Last fall, my 87-year-old grandmother moved into the nursing home. And as my last living grandparent, it has hit me a little bit harder of the finality of this life. Don’t get me wrong—my grandmother is in great physical health, can talk any Elizabeth Taylor movie like a trivia buff, and loves on my kids with a multitude of hugs and kisses. She can still give me a what-for talking to that can leave me, at 32, trembling at the knees and promising to get to the bank ASAP to cash the check she wrote so her checkbook can be up-to-date.
We’ve continued our chats about the world she grew up in, what her father was like and how hard her mom worked as a nurse with a bad back. She’s shared her view of the world, what she misses most about the life she knew, what it meant to live during wars and how mad she was to find my young mom and aunt wasting her good aluminum foil to make cut out crafts to decorate their rooms.
I know what’s important to her and what isn’t, what she values, and that she really doesn’t like soup.
But her new chapter has given me pause to think about my life and the life of my kids.
It has encouraged and reminded me to keep in mind what’s important. What’s of value—at the age of 32 and 87.
And equally, what’s not of value and what that means in regards to how I hope my kids see the world they’ll grow up in.
So, I’ve come to realize this:
I hope my kids live their lives without numbers.
I hope their value doesn’t get wrapped up in the numbers in their bank account, their retirement account, or the number of bills carried in their billfold.

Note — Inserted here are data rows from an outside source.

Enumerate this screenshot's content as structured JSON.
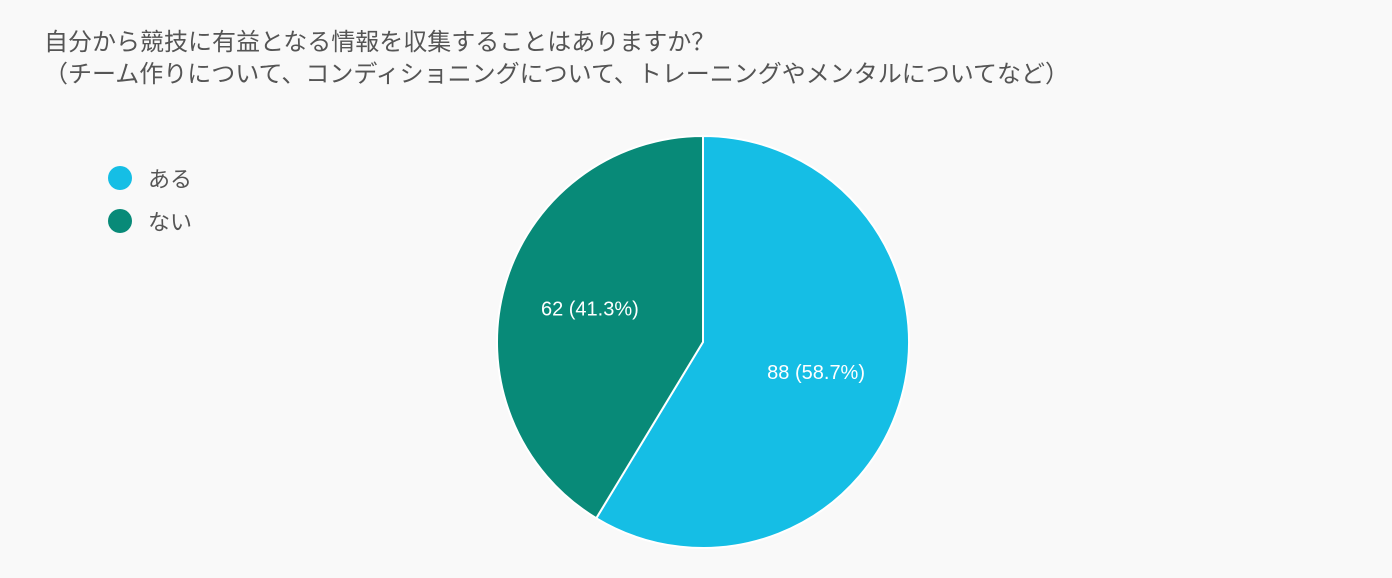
{
  "chart_data": {
    "type": "pie",
    "title": "自分から競技に有益となる情報を収集することはありますか？",
    "subtitle": "（チーム作りについて、コンディショニングについて、トレーニングやメンタルについてなど）",
    "legend_position": "left",
    "slices": [
      {
        "label": "ある",
        "value": 88,
        "percent": 58.7,
        "color": "#15bee5",
        "data_label": "88 (58.7%)"
      },
      {
        "label": "ない",
        "value": 62,
        "percent": 41.3,
        "color": "#088a78",
        "data_label": "62 (41.3%)"
      }
    ]
  }
}
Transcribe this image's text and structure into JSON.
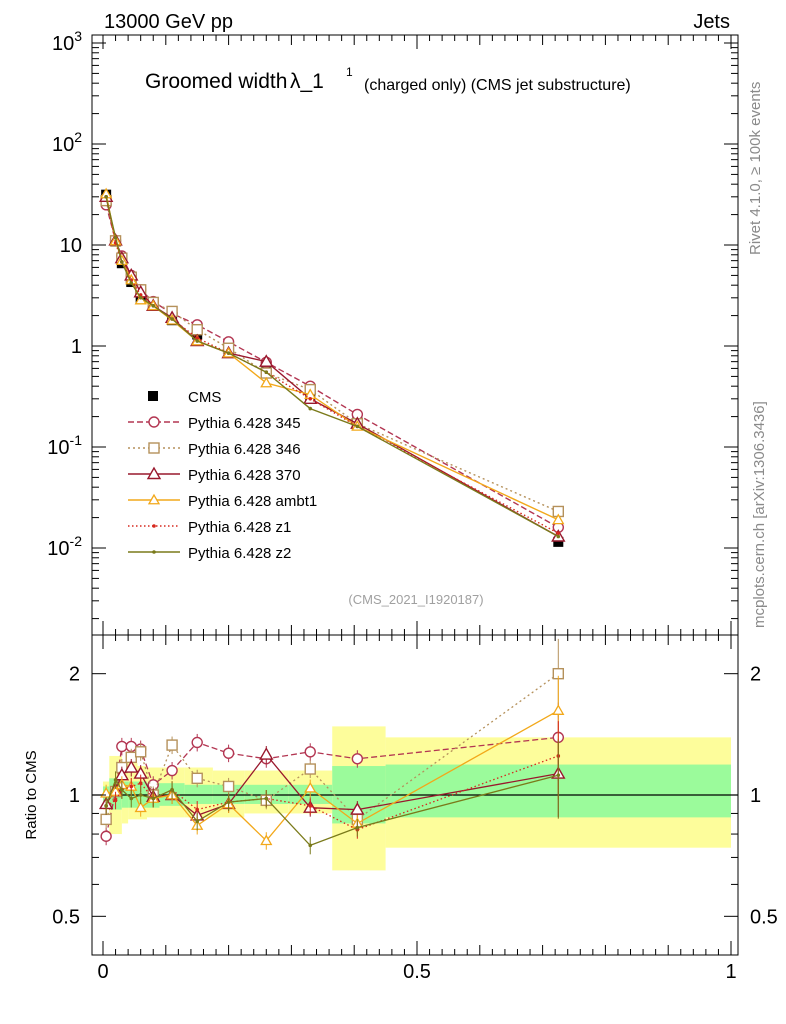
{
  "header": {
    "energy_label": "13000 GeV pp",
    "category_label": "Jets",
    "title_main": "Groomed width",
    "title_symbol": "λ_1",
    "title_sup": "1",
    "title_suffix": "(charged only) (CMS jet substructure)",
    "analysis_id": "(CMS_2021_I1920187)"
  },
  "side_text": {
    "rivet": "Rivet 4.1.0, ≥ 100k events",
    "mcplots": "mcplots.cern.ch [arXiv:1306.3436]"
  },
  "colors": {
    "cms": "#000000",
    "p345": "#b33652",
    "p346": "#b5915b",
    "p370": "#99182d",
    "ambt1": "#f2a81a",
    "z1": "#d6281e",
    "z2": "#7a7a1a",
    "band_stat": "#9bfb9b",
    "band_syst": "#fdfd9b"
  },
  "chart_data": [
    {
      "type": "line",
      "panel": "main",
      "title": "Groomed width λ_1^1 (charged only) (CMS jet substructure)",
      "xlabel": "",
      "ylabel": "",
      "yscale": "log",
      "xlim": [
        0,
        1
      ],
      "ylim": [
        0.001,
        1000
      ],
      "y_tick_labels": [
        "10^-2",
        "10^-1",
        "1",
        "10",
        "10^2",
        "10^3"
      ],
      "x": [
        0.005,
        0.02,
        0.03,
        0.045,
        0.06,
        0.08,
        0.11,
        0.15,
        0.2,
        0.26,
        0.33,
        0.405,
        0.725
      ],
      "series": [
        {
          "name": "CMS",
          "key": "cms",
          "style": "data",
          "values": [
            31.5,
            10.8,
            6.6,
            4.3,
            3.0,
            2.55,
            1.8,
            1.3,
            0.88,
            0.56,
            0.32,
            0.19,
            0.0115
          ]
        },
        {
          "name": "Pythia 6.428 345",
          "key": "p345",
          "style": "dashed",
          "marker": "circle",
          "values": [
            25.0,
            11.0,
            7.8,
            5.0,
            3.6,
            2.75,
            2.1,
            1.62,
            1.1,
            0.69,
            0.4,
            0.21,
            0.016
          ]
        },
        {
          "name": "Pythia 6.428 346",
          "key": "p346",
          "style": "dotted",
          "marker": "square",
          "values": [
            27.5,
            11.0,
            7.4,
            4.8,
            3.6,
            2.7,
            2.2,
            1.45,
            0.95,
            0.54,
            0.37,
            0.17,
            0.023
          ]
        },
        {
          "name": "Pythia 6.428 370",
          "key": "p370",
          "style": "solid",
          "marker": "triangle",
          "values": [
            30.0,
            11.1,
            7.4,
            5.0,
            3.4,
            2.5,
            1.9,
            1.12,
            0.85,
            0.7,
            0.3,
            0.17,
            0.013
          ]
        },
        {
          "name": "Pythia 6.428 ambt1",
          "key": "ambt1",
          "style": "solid",
          "marker": "triangle-small",
          "values": [
            32.0,
            11.0,
            7.0,
            4.5,
            2.85,
            2.5,
            1.8,
            1.12,
            0.85,
            0.43,
            0.33,
            0.16,
            0.019
          ]
        },
        {
          "name": "Pythia 6.428 z1",
          "key": "z1",
          "style": "dotted-red",
          "marker": "dot",
          "values": [
            30.0,
            10.5,
            6.8,
            4.5,
            3.2,
            2.5,
            1.85,
            1.2,
            0.85,
            0.55,
            0.3,
            0.16,
            0.014
          ]
        },
        {
          "name": "Pythia 6.428 z2",
          "key": "z2",
          "style": "solid",
          "marker": "dot",
          "values": [
            30.0,
            11.8,
            6.8,
            4.2,
            3.0,
            2.5,
            1.85,
            1.12,
            0.85,
            0.55,
            0.24,
            0.16,
            0.013
          ]
        }
      ]
    },
    {
      "type": "line",
      "panel": "ratio",
      "ylabel": "Ratio to CMS",
      "yscale": "log",
      "ylim": [
        0.4,
        2.35
      ],
      "y_ticks": [
        0.5,
        1,
        2
      ],
      "y_tick_labels": [
        "0.5",
        "1",
        "2"
      ],
      "xlim": [
        0,
        1
      ],
      "x_ticks": [
        0,
        0.5,
        1
      ],
      "x_tick_labels": [
        "0",
        "0.5",
        "1"
      ],
      "bins": [
        [
          0,
          0.01
        ],
        [
          0.01,
          0.03
        ],
        [
          0.03,
          0.04
        ],
        [
          0.04,
          0.055
        ],
        [
          0.055,
          0.07
        ],
        [
          0.07,
          0.09
        ],
        [
          0.09,
          0.13
        ],
        [
          0.13,
          0.175
        ],
        [
          0.175,
          0.225
        ],
        [
          0.225,
          0.295
        ],
        [
          0.295,
          0.365
        ],
        [
          0.365,
          0.45
        ],
        [
          0.45,
          1.0
        ]
      ],
      "band_stat": [
        [
          0.95,
          1.05
        ],
        [
          0.92,
          1.1
        ],
        [
          0.93,
          1.08
        ],
        [
          0.93,
          1.08
        ],
        [
          0.93,
          1.08
        ],
        [
          0.93,
          1.07
        ],
        [
          0.94,
          1.07
        ],
        [
          0.95,
          1.06
        ],
        [
          0.95,
          1.06
        ],
        [
          0.95,
          1.06
        ],
        [
          0.95,
          1.06
        ],
        [
          0.85,
          1.18
        ],
        [
          0.88,
          1.19
        ]
      ],
      "band_syst": [
        [
          0.92,
          1.08
        ],
        [
          0.8,
          1.25
        ],
        [
          0.85,
          1.2
        ],
        [
          0.87,
          1.2
        ],
        [
          0.87,
          1.18
        ],
        [
          0.88,
          1.17
        ],
        [
          0.88,
          1.17
        ],
        [
          0.88,
          1.17
        ],
        [
          0.88,
          1.15
        ],
        [
          0.9,
          1.15
        ],
        [
          0.9,
          1.15
        ],
        [
          0.65,
          1.48
        ],
        [
          0.74,
          1.39
        ]
      ],
      "series": [
        {
          "name": "Pythia 6.428 345",
          "key": "p345",
          "values": [
            0.79,
            1.02,
            1.32,
            1.32,
            1.3,
            1.06,
            1.15,
            1.35,
            1.27,
            1.23,
            1.28,
            1.23,
            1.39
          ]
        },
        {
          "name": "Pythia 6.428 346",
          "key": "p346",
          "values": [
            0.87,
            1.02,
            1.17,
            1.24,
            1.28,
            1.0,
            1.33,
            1.1,
            1.05,
            0.97,
            1.16,
            0.87,
            2.0
          ]
        },
        {
          "name": "Pythia 6.428 370",
          "key": "p370",
          "values": [
            0.95,
            1.03,
            1.12,
            1.17,
            1.13,
            0.99,
            1.0,
            0.89,
            0.95,
            1.26,
            0.93,
            0.92,
            1.13
          ]
        },
        {
          "name": "Pythia 6.428 ambt1",
          "key": "ambt1",
          "values": [
            1.01,
            1.02,
            1.06,
            1.05,
            0.93,
            0.98,
            1.0,
            0.84,
            0.95,
            0.77,
            1.04,
            0.85,
            1.62
          ]
        },
        {
          "name": "Pythia 6.428 z1",
          "key": "z1",
          "values": [
            0.94,
            0.97,
            1.03,
            1.05,
            1.07,
            0.98,
            1.03,
            0.92,
            0.96,
            0.98,
            0.94,
            0.82,
            1.25
          ]
        },
        {
          "name": "Pythia 6.428 z2",
          "key": "z2",
          "values": [
            0.94,
            1.09,
            1.03,
            0.98,
            1.0,
            0.98,
            1.03,
            0.86,
            0.96,
            0.98,
            0.75,
            0.83,
            1.12
          ]
        }
      ]
    }
  ]
}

I hope they don’t find their greatest achievements to be the numbers associated with the cars they own, the square footage of their home, or the pairs of shoes lined up in their closet.
I pray they don’t see their success to be what a scale shows, the number of successful diets they’ve done, or the quickness of their mile run.
I pray they don’t base their value on the number of followers they have, the times they’re asked to dance, the written tests they’ve passed, the exotic vacations taken, the number of certified letters or degrees behind their name, or the number of promotions that do (or don’t) come their way.
I hope my daughter doesn’t consider herself a good mother (if she decides to be one) based on the length of time she nurses, the ounces of milk she produces, or the number of consecutive hours her baby sleeps at night.
I pray my sons don’t wrap their value up in the number of times they hit a homerun, swallowed their tears instead of letting them out, or weight-lifted their personal best.
I hope they’re numberless.
And not because I don’t want them to find joy and happiness in this life, to have adventures, or to be the best versions of themselves. But because their lives (and all of ours) are far greater in value than a tangible, definitive number could ever be.
These lives of ours are limitless once we give up trying to quantify them all the time.
I’m so glad my grandmother reminded me of that.
And plus, I never really liked math anyway.